Oxidation of 4-(3-Indolyl)- and 4-(5-Indolyl)-1,4-dihydropyridines in Aprotic and Protic Media: Reactivity toward Alkylperoxyl Radicals

Abstract: Electrochemical oxidation of 4-(3-indolyl)- and 4-(5-indolyl)-1,4-dihydropyridines (DHPs) in aprotic and protic media is reported. Also, the reactivity of compounds toward alkylperoxyl radicals 2,2'-azobis-(2-amidinopropane) dihydrochloride-derived in aqueous media at pH 7.4 is assessed. Derivatives were electrochemically oxidized exhibiting two anodic signals in both electrolytic media. The first signal is due to oxidation of the dihydropyridine ring, and the second one is due to oxidation of the indolyl moiety. Electron spin resonance experiments proved the formation of carbon-centered dihydropyridyl radicals as intermediates in the oxidation of the dihydropyridine moiety in aprotic medium. Pyridine was identified as the final product of the oxidation in both electrolytic media by gas chromatography/mass spectrometry. The 4-substituted 1,4-DHPs were more reactive than tested commercial 1,4-DHPs toward alkylperoxyl radicals.

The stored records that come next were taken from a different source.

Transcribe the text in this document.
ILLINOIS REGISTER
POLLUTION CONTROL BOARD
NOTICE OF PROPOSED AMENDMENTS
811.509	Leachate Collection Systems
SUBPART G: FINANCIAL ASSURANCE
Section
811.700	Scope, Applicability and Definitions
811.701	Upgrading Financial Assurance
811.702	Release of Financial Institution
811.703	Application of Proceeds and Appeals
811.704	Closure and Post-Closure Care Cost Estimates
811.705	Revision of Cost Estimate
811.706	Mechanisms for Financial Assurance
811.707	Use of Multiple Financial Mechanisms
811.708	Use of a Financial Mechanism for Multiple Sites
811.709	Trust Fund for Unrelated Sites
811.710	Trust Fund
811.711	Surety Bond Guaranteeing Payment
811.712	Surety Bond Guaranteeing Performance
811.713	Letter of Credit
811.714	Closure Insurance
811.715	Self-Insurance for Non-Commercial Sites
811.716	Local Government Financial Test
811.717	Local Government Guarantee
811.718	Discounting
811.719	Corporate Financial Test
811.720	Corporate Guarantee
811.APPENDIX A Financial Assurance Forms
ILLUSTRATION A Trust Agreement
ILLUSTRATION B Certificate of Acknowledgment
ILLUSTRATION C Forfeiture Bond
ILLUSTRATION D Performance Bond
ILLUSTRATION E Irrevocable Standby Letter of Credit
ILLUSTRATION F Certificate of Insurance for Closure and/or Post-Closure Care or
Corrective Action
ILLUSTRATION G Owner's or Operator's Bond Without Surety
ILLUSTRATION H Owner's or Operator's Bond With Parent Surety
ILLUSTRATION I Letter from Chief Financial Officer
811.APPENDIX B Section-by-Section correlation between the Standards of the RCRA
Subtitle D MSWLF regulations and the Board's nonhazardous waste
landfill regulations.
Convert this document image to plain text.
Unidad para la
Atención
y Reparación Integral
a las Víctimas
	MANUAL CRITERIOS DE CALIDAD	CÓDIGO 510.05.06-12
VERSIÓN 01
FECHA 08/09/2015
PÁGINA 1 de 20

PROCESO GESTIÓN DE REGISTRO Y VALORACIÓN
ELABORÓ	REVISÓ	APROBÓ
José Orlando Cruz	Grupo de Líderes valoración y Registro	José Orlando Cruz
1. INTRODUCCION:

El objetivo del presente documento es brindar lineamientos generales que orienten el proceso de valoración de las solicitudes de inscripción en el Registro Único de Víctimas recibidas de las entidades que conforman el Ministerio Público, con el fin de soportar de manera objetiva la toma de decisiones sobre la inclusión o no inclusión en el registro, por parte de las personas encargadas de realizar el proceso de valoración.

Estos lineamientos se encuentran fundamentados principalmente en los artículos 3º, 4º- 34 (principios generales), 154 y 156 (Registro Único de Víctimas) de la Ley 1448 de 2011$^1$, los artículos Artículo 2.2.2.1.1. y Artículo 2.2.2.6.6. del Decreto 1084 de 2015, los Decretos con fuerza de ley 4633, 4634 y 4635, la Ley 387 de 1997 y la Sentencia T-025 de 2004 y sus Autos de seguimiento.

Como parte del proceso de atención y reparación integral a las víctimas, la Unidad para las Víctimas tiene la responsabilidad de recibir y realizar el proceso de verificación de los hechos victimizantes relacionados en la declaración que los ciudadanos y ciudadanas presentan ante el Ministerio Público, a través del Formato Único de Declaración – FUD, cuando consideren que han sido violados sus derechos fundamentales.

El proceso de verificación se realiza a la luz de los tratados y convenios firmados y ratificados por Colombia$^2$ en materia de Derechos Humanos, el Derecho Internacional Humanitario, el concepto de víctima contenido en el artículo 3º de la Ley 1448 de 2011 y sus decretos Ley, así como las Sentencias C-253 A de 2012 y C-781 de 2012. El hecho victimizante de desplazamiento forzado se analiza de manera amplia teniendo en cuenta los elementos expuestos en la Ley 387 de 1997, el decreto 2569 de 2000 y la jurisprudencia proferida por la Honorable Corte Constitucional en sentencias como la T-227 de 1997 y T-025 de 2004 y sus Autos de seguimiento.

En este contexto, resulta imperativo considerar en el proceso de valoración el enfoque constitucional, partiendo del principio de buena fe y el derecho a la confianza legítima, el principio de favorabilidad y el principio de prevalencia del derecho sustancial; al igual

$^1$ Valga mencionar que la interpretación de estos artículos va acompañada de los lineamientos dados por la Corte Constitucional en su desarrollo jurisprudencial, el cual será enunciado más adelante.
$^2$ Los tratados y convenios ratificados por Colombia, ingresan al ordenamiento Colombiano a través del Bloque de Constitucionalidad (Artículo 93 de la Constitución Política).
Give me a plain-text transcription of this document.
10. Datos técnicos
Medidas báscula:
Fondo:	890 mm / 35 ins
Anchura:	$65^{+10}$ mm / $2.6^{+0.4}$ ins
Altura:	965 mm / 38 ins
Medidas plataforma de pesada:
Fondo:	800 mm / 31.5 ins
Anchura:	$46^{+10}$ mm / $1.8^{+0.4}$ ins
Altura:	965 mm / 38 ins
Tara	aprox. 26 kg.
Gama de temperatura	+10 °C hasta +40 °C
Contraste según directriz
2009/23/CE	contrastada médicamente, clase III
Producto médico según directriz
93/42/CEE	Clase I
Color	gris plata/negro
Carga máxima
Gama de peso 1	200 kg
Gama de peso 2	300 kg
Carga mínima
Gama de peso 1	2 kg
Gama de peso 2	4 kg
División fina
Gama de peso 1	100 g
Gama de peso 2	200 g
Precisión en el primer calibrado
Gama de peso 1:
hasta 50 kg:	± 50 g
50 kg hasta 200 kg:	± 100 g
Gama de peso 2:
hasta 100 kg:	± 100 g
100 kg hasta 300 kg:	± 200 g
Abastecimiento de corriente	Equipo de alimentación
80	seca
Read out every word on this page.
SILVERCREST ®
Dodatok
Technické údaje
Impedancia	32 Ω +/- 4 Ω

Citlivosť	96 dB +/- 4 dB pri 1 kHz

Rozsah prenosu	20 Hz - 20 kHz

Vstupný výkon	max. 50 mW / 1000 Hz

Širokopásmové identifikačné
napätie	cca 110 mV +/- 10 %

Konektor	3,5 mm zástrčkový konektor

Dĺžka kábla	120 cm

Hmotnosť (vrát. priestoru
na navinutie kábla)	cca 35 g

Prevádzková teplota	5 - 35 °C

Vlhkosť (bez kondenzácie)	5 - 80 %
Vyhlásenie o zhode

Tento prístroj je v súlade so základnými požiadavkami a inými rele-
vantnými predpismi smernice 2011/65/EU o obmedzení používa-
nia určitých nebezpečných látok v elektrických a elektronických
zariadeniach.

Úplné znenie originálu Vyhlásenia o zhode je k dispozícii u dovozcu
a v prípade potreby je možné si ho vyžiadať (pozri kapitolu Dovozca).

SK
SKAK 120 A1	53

Voltammetric Reduction of a 4‐Nitroimidazole Derivative on a Multiwalled Carbon Nanotubes Modified Glassy Carbon Electrode

Abstract: We report the electrochemical behavior of a 4-nitroimidazole derivative, 1-methyl-4-nitro-2-hydroxymethylimidazole (4-NImMeOH), on glassy carbon electrode (GCE) modified with multiwalled carbon nanotubes (MWCNT). As dispersing agents, dimethylformamide (DMF) and water were used. The electrochemical response of the resulting electrodes was evaluated using linear sweep, cyclic and square-wave voltammetry (LSV, CV and SWV). Several parameters such as medium pH, nature and concentration of the CNTs dispersion and accumulation time were tested. The optimal conditions determined for obtain better response were: pH 2, dispersion concentration=4 mg/mL of CNT in water, accumulation time=7 min. The MWCNT-modified GCE exhibited attractive electrochemical properties producing enhanced currents with a significant reduction in the overpotential and good signal-to-noise characteristics, in comparison with the bare GCE. The modified electrode is highly repeatable for consecutive measurements, reaching a variation coefficient of 2.9% for ten consecutive runs.